Are we allowed to create views?
I assume “yes”.
What about indexed views?
If “yes”, then this is quite fast:
GO
CREATE OR ALTER VIEW dbo.MyUserView
WITH SCHEMABINDING
AS
SELECT u.c_custkey
, u.c_mktsegment
, u.c_nationkey
, u.c_name
, u.c_address
, u.c_phone
, u.c_acctbal
, u.c_comment
, address = CAST(u.c_address AS VARCHAR(40)) COLLATE Latin1_General_100_BIN
FROM dbo.customers u
go
CREATE UNIQUE CLUSTERED INDEX ix_cl ON dbo.MyUserView (c_custkey) WITH (DATA_COMPRESSION=PAGE)

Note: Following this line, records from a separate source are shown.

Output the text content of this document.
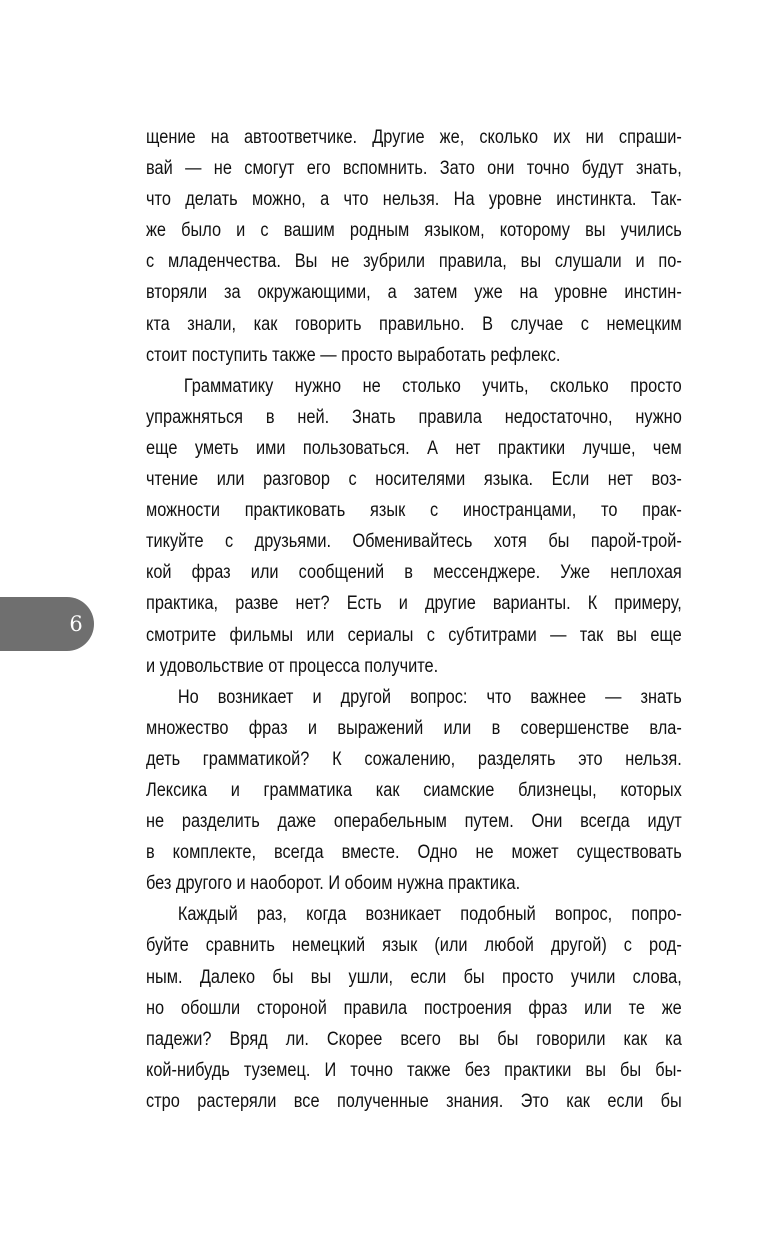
щение на автоответчике. Другие же, сколько их ни спраши-
вай — не смогут его вспомнить. Зато они точно будут знать,
что делать можно, а что нельзя. На уровне инстинкта. Так-
же было и с вашим родным языком, которому вы учились
с младенчества. Вы не зубрили правила, вы слушали и по-
вторяли за окружающими, а затем уже на уровне инстин-
кта знали, как говорить правильно. В случае с немецким
стоит поступить также — просто выработать рефлекс.
Грамматику нужно не столько учить, сколько просто
упражняться в ней. Знать правила недостаточно, нужно
еще уметь ими пользоваться. А нет практики лучше, чем
чтение или разговор с носителями языка. Если нет воз-
можности практиковать язык с иностранцами, то прак-
тикуйте с друзьями. Обменивайтесь хотя бы парой-трой-
кой фраз или сообщений в мессенджере. Уже неплохая
практика, разве нет? Есть и другие варианты. К примеру,
смотрите фильмы или сериалы с субтитрами — так вы еще
и удовольствие от процесса получите.
Но возникает и другой вопрос: что важнее — знать
множество фраз и выражений или в совершенстве вла-
деть грамматикой? К сожалению, разделять это нельзя.
Лексика и грамматика как сиамские близнецы, которых
не разделить даже операбельным путем. Они всегда идут
в комплекте, всегда вместе. Одно не может существовать
без другого и наоборот. И обоим нужна практика.
Каждый раз, когда возникает подобный вопрос, попро-
буйте сравнить немецкий язык (или любой другой) с род-
ным. Далеко бы вы ушли, если бы просто учили слова,
но обошли стороной правила построения фраз или те же
падежи? Вряд ли. Скорее всего вы бы говорили как ка
кой-нибудь туземец. И точно также без практики вы бы бы-
стро растеряли все полученные знания. Это как если бы
6
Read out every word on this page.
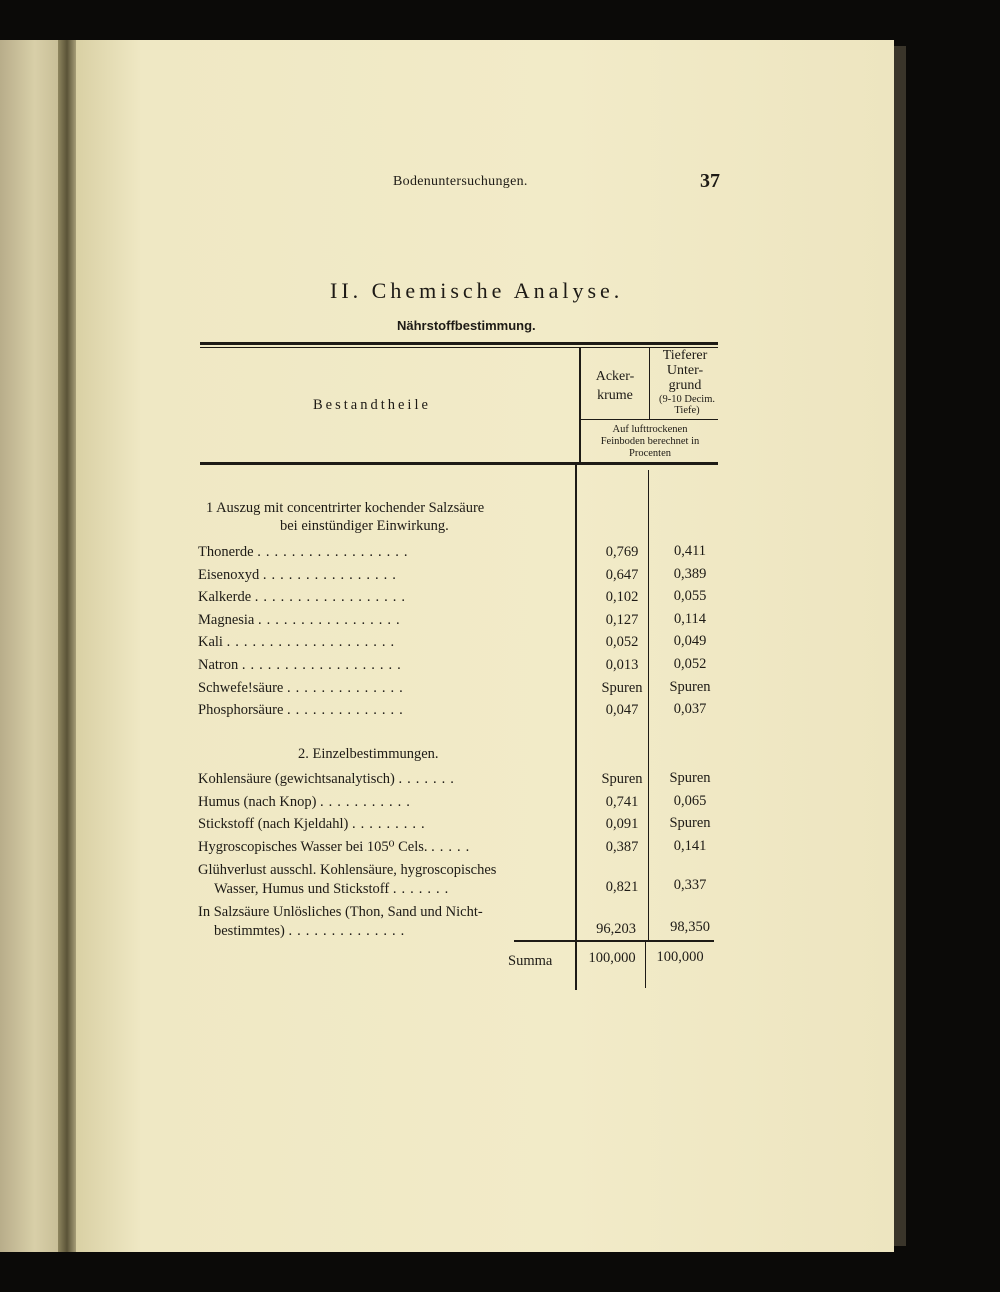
Bodenuntersuchungen.	37
II. Chemische Analyse.
Nährstoffbestimmung.
Bestandtheile
Acker-krume
Tieferer Unter-grund
(9-10 Decim. Tiefe)
Auf lufttrockenen Feinboden berechnet in Procenten
1 Auszug mit concentrirter kochender Salzsäure
bei einstündiger Einwirkung.
Thonerde ..................	0,769	0,411
Eisenoxyd ................	0,647	0,389
Kalkerde ..................	0,102	0,055
Magnesia .................	0,127	0,114
Kali ....................	0,052	0,049
Natron ...................	0,013	0,052
Schwefe!säure ..............	Spuren	Spuren
Phosphorsäure ..............	0,047	0,037
2. Einzelbestimmungen.
Kohlensäure (gewichtsanalytisch) .......	Spuren	Spuren
Humus (nach Knop) ...........	0,741	0,065
Stickstoff (nach Kjeldahl) .........	0,091	Spuren
Hygroscopisches Wasser bei 105⁰ Cels. .....	0,387	0,141
Glühverlust ausschl. Kohlensäure, hygroscopisches
Wasser, Humus und Stickstoff .......	0,821	0,337
In Salzsäure Unlösliches (Thon, Sand und Nicht-
bestimmtes) ..............	96,203	98,350
Summa	100,000	100,000
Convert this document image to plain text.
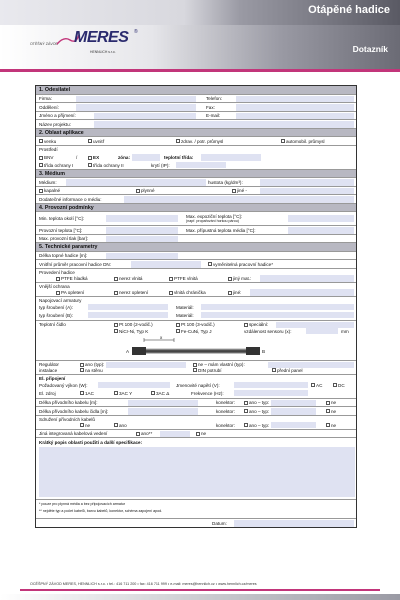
Otápěné hadice
Dotazník
OTĚŠNÝ ZÁVOD MERES ®
HENNLICH s.r.o.
1. Odesilatel
Firma:	Telefon:
Oddělení:	Fax:
Jméno a příjmení:	E-mail:
Název projektu:
2. Oblast aplikace
venku	uvnitř	zdrav. / potr. průmysl	automobil. průmysl
Prostředí
BNV	/	EX	zóna:	teplotní třída:
třída ochrany I	třída ochrany II	krytí (IP):
3. Médium
Médium:	hustota (kg/dm³):
kapalné	plynné	jiné -
Dodatečné informace o médiu:
4. Provozní podmínky
Min. teplota okolí [°C]:	Max. expoziční teplota [°C]:
(např. propařování horkou párou)
Provozní teplota [°C]:	Max. přípustná teplota média [°C]:
Max. provozní tlak [bar]:
5. Technické parametry
Délka topné hadice [m]:
Vnitřní průměr pracovní hadice DN:	vyměnitelná pracovní hadice*
Provedení hadice
PTFE hladká	nerez vlnitá	PTFE vlnitá	jiný mat.:
Vnější ochrana
PA opletení	nerez opletení	vlnitá chránička	jiné:
Napojovací armatury
typ šroubení (A):	Materiál:
typ šroubení (B):	Materiál:
Teplotní čidlo	Pt 100 (2-vodič.)	Pt 100 (3-vodič.)	speciální:
NiCr-Ni, Typ K	Fe-CuNi, Typ J	vzdálenost sensoru (x):	mm
x
A	B
Regulátor	ano (typ):	ne – mám vlastní (typ):
instalace	na stěnu	DIN potrubí	přední panel
El. připojení
Požadovaný výkon (W):	Jmenovité napětí (V):	AC	DC
El. zdroj	1AC	3AC Y	3AC Δ	Frekvence (Hz):
Délka přívodního kabelu [m]:	konektor:	ano – typ:	ne
Délka přívodního kabelu čidla [m]:	konektor:	ano – typ:	ne
Sdružení přívodních kabelů
ne	ano	konektor:	ano – typ:	ne
Jiná integrovaná kabelová vedení	ano**	ne
Krátký popis oblasti použití a další specifikace:
* pouze pro plynná média a bez připojovacích armatur
** nejděte typ a počet kabelů, barvu kabelů, konektor, schéma zapojení apod.
Datum:
OCĚŠPNÝ ZÁVOD MERES, HENNLICH s.r.o. • tel.: 416 711 200 • fax: 416 711 999 • e-mail: meres@hennlich.cz • www.hennlich.cz/meres
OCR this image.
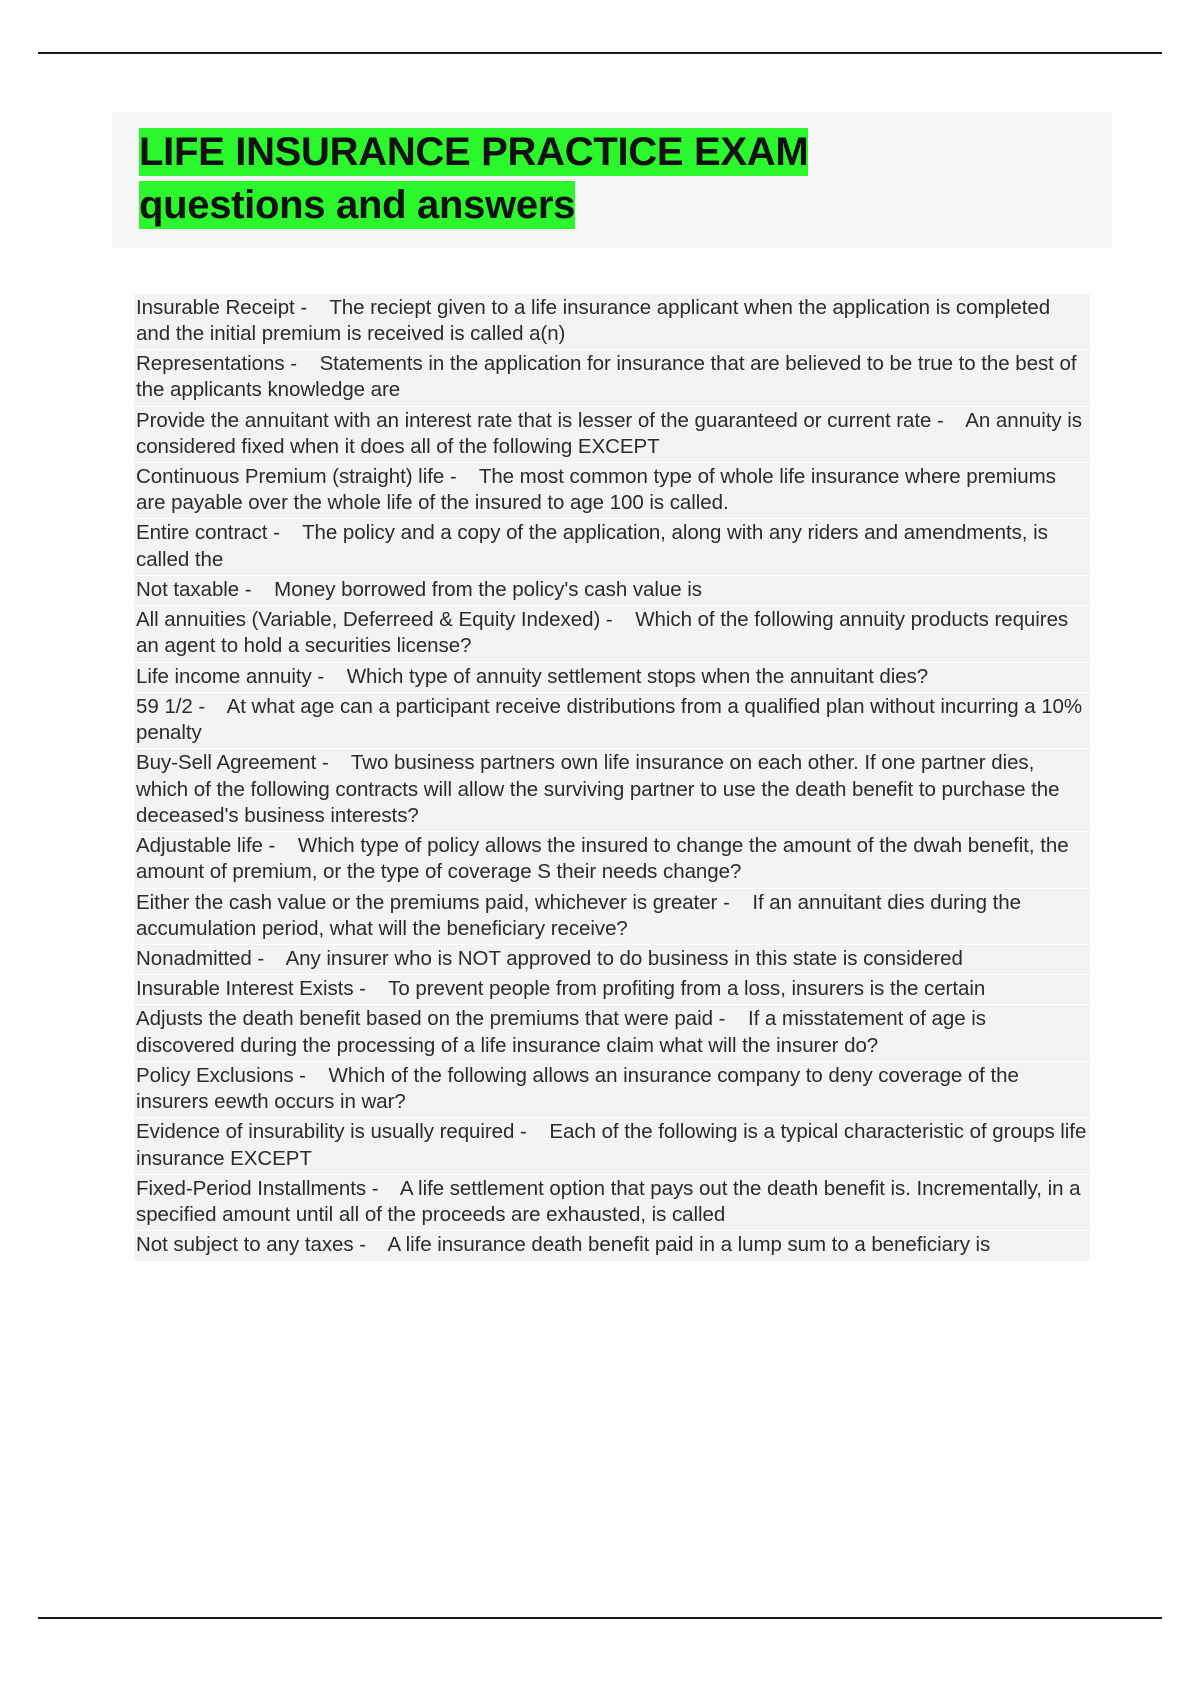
LIFE INSURANCE PRACTICE EXAM
questions and answers
Insurable Receipt -    The reciept given to a life insurance applicant when the application is completed and the initial premium is received is called a(n)
Representations -    Statements in the application for insurance that are believed to be true to the best of the applicants knowledge are
Provide the annuitant with an interest rate that is lesser of the guaranteed or current rate -    An annuity is considered fixed when it does all of the following EXCEPT
Continuous Premium (straight) life -    The most common type of whole life insurance where premiums are payable over the whole life of the insured to age 100 is called.
Entire contract -    The policy and a copy of the application, along with any riders and amendments, is called the
Not taxable -    Money borrowed from the policy's cash value is
All annuities (Variable, Deferreed & Equity Indexed) -    Which of the following annuity products requires an agent to hold a securities license?
Life income annuity -    Which type of annuity settlement stops when the annuitant dies?
59 1/2 -    At what age can a participant receive distributions from a qualified plan without incurring a 10% penalty
Buy-Sell Agreement -    Two business partners own life insurance on each other. If one partner dies, which of the following contracts will allow the surviving partner to use the death benefit to purchase the deceased's business interests?
Adjustable life -    Which type of policy allows the insured to change the amount of the dwah benefit, the amount of premium, or the type of coverage S their needs change?
Either the cash value or the premiums paid, whichever is greater -    If an annuitant dies during the accumulation period, what will the beneficiary receive?
Nonadmitted -    Any insurer who is NOT approved to do business in this state is considered
Insurable Interest Exists -    To prevent people from profiting from a loss, insurers is the certain
Adjusts the death benefit based on the premiums that were paid -    If a misstatement of age is discovered during the processing of a life insurance claim what will the insurer do?
Policy Exclusions -    Which of the following allows an insurance company to deny coverage of the insurers eewth occurs in war?
Evidence of insurability is usually required -    Each of the following is a typical characteristic of groups life insurance EXCEPT
Fixed-Period Installments -    A life settlement option that pays out the death benefit is. Incrementally, in a specified amount until all of the proceeds are exhausted, is called
Not subject to any taxes -    A life insurance death benefit paid in a lump sum to a beneficiary is
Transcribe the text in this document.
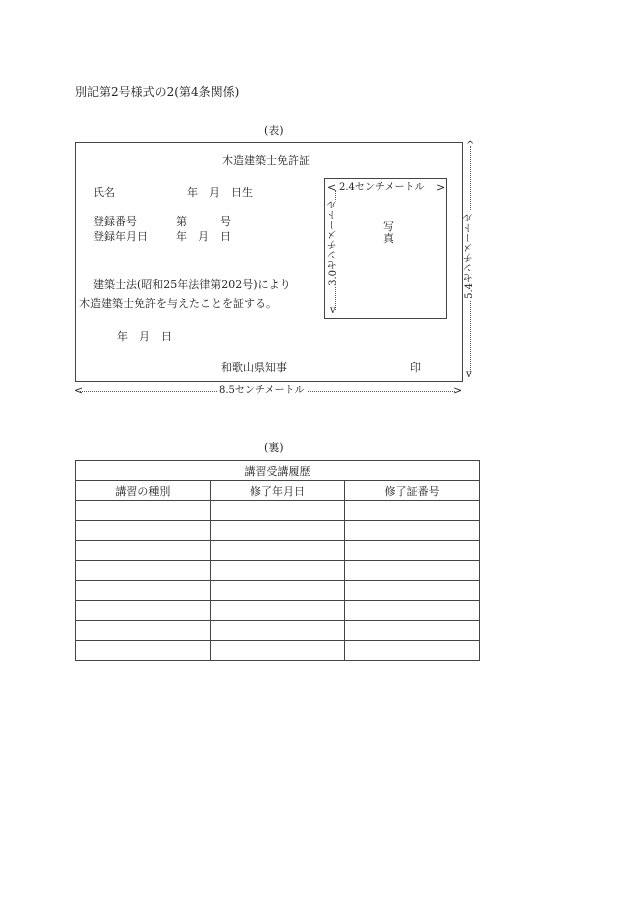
別記第2号様式の2(第4条関係)
(表)
木造建築士免許証
氏名	年　月　日生
登録番号	第　　　号
登録年月日	年　月　日
建築士法(昭和25年法律第202号)により
木造建築士免許を与えたことを証する。
年　月　日
和歌山県知事	印
写
真
< 2.4センチメートル >
v
3.0センチメートル
<	>
8.5センチメートル
^
v
5.4センチメートル
(裏)
講習受講履歴		
講習の種別	修了年月日	修了証番号
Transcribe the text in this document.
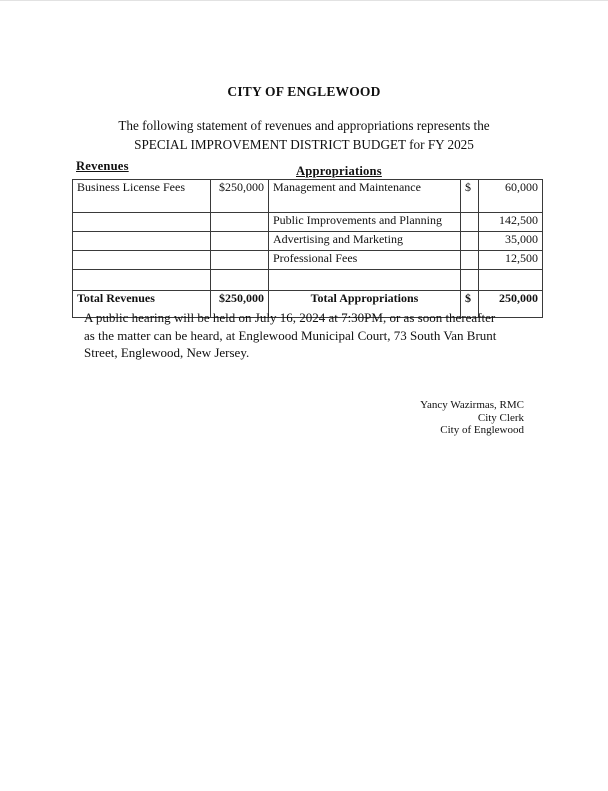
CITY OF ENGLEWOOD
The following statement of revenues and appropriations represents the
SPECIAL IMPROVEMENT DISTRICT BUDGET for FY 2025
Revenues	Appropriations
Business License Fees	$250,000	Management and Maintenance	$	60,000
		Public Improvements and Planning		142,500
		Advertising and Marketing		35,000
		Professional Fees		12,500

Total Revenues	$250,000	Total Appropriations	$	250,000
A public hearing will be held on July 16, 2024 at 7:30PM, or as soon thereafter as the matter can be heard, at Englewood Municipal Court, 73 South Van Brunt Street, Englewood, New Jersey.
Yancy Wazirmas, RMC
City Clerk
City of Englewood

CREATE nonCLUSTERED INDEX ix_ncl ON dbo.MyUserView (address) WITH (DATA_COMPRESSION=PAGE)
go
CREATE OR ALTER FUNCTION dbo.get_customer_address_Via_MyView(@address VARCHAR(40))
RETURNS TABLE
AS
RETURN
(
SELECT *
FROM dbo.MyUserView WITH (NOEXPAND, INDEX=ix_ncl)
WHERE address LIKE @address + ‘%’ COLLATE Latin1_General_100_BIN
);
go
select * from dbo.get_customer_address_Via_MyView(‘jlkVvO7zLByLT3EuTem1bwE2PJtli NVVn5’)